Creating the training client

# endpoint.base_url comes from TrainerJobManager.create_and_wait(...)
service = FiretitanServiceClient(
    base_url=endpoint.base_url,
    api_key="<FIREWORKS_API_KEY>",
)
training_client = service.create_training_client(
    base_model="accounts/fireworks/models/qwen3-8b",
    lora_rank=0,  # Must match lora_rank from job creation
)

Parameters

ParameterDescription
base_urlTrainer endpoint URL (endpoint.base_url or TrainerJobManager.get(job_id)["directRouteHandle"])
api_keyYour Fireworks API key
base_modelMust match the trainer job’s base_model (from TrainerJobConfig)
lora_rankMust match trainer creation config (0 for full-parameter tuning)
user_metadataOptional dict[str, str] of run metadata
A ValueError is raised if you attempt to create a second training client with the same (base_model, lora_rank) on the same FiretitanServiceClient instance. Create a new FiretitanServiceClient for a separate trainer.

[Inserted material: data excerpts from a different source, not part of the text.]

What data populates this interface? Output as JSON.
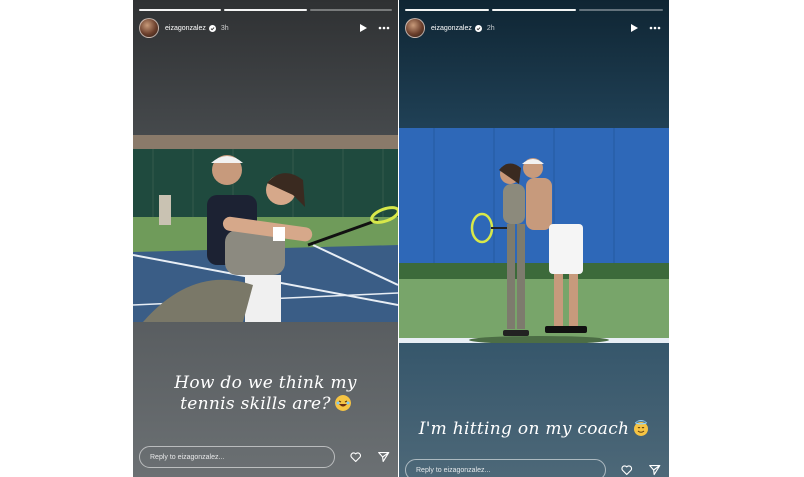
{
  "stories": [
    {
      "username": "eizagonzalez",
      "time": "3h",
      "caption_line1": "How do we think my",
      "caption_line2": "tennis skills are?",
      "reply_placeholder": "Reply to eizagonzalez..."
    },
    {
      "username": "eizagonzalez",
      "time": "2h",
      "caption_line1": "I'm hitting on my coach",
      "reply_placeholder": "Reply to eizagonzalez..."
    }
  ],
  "icons": {
    "verified": "verified-badge-icon",
    "play": "play-icon",
    "more": "more-options-icon",
    "like": "heart-icon",
    "share": "send-icon",
    "emoji_left": "laughing-emoji-icon",
    "emoji_right": "smiling-halo-emoji-icon"
  },
  "colors": {
    "left_bg": "#4b4f52",
    "right_bg": "#22445a",
    "court_green": "#6f9b5a",
    "court_blue": "#3a5d86"
  }
}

What you can do with the client

Forward pass (get logprobs without training)

result = training_client.forward(datums, "cross_entropy").result()
logprobs = result.loss_fn_outputs[0]["logprobs"].data
This is useful for computing reference logprobs (frozen model) in GRPO/DPO.

Custom forward-backward (train step)

def my_loss(data, logprobs_list):
    loss = compute_loss(data, logprobs_list)
    return loss, {"loss": float(loss.item())}

result = training_client.forward_backward_custom(datums, my_loss).result()
print(result.metrics)  # {"loss": 0.42}

Optimizer step

training_client.optim_step(
    tinker.AdamParams(
        learning_rate=1e-5,
        beta1=0.9,
        beta2=0.999,
        eps=1e-8,
        weight_decay=0.01,
    )
).result()

Save checkpoint for serving

# "base" = full checkpoint, "delta" = incremental (smaller, faster)
# save_weights_for_sampler_ext adds checkpoint_type support and session-scoped naming
result = training_client.save_weights_for_sampler_ext(
    "step-100",
    checkpoint_type="base",
)
print(result.snapshot_name)  # Session-qualified name for hotloading

List available checkpoints

checkpoint_names, _ = training_client.list_checkpoints()
print(checkpoint_names)  # e.g. ["step-2", "step-4"]

Save and restore train state

training_client.save_state("train_state_step_100")
training_client.load_state_with_optimizer("train_state_step_100")
save_state also accepts an optional ttl_seconds parameter for auto-expiring checkpoints.

Resolve cross-job checkpoint path

checkpoint_ref = training_client.resolve_checkpoint_path(
    "step-4",
    source_job_id="previous-job-id",
)
training_client.load_state_with_optimizer(checkpoint_ref)
Cookbook users: If you are using cookbook recipes, prefer checkpoint_utils.save_checkpoint and checkpoint_utils.resolve_resume which wrap these methods with structured persistence. See Checkpointing and Hotload.

Connecting to an existing trainer

If you already have a running trainer (e.g. from a previous session), connect directly by URL:
service = FiretitanServiceClient(
    base_url="https://<existing-trainer-url>",
    api_key="<FIREWORKS_API_KEY>",
)
training_client = service.create_training_client(
    base_model="accounts/fireworks/models/qwen3-8b",
    lora_rank=0,
)
You can fetch the trainer URL with TrainerJobManager.get(job_id)["directRouteHandle"].

Operational guidance

  • Service mode supports both full-parameter and LoRA tuning. Set lora_rank=0 for full-parameter or a positive integer for LoRA.
  • Use FiretitanServiceClient instead of tinker.ServiceClient to get FiretitanTrainingClient with save_weights_for_sampler_ext().
  • Retry client creation if the trainer is still warming up — poll the job state first.
  • All Tinker API calls return futures. Call .result() to wait for completion.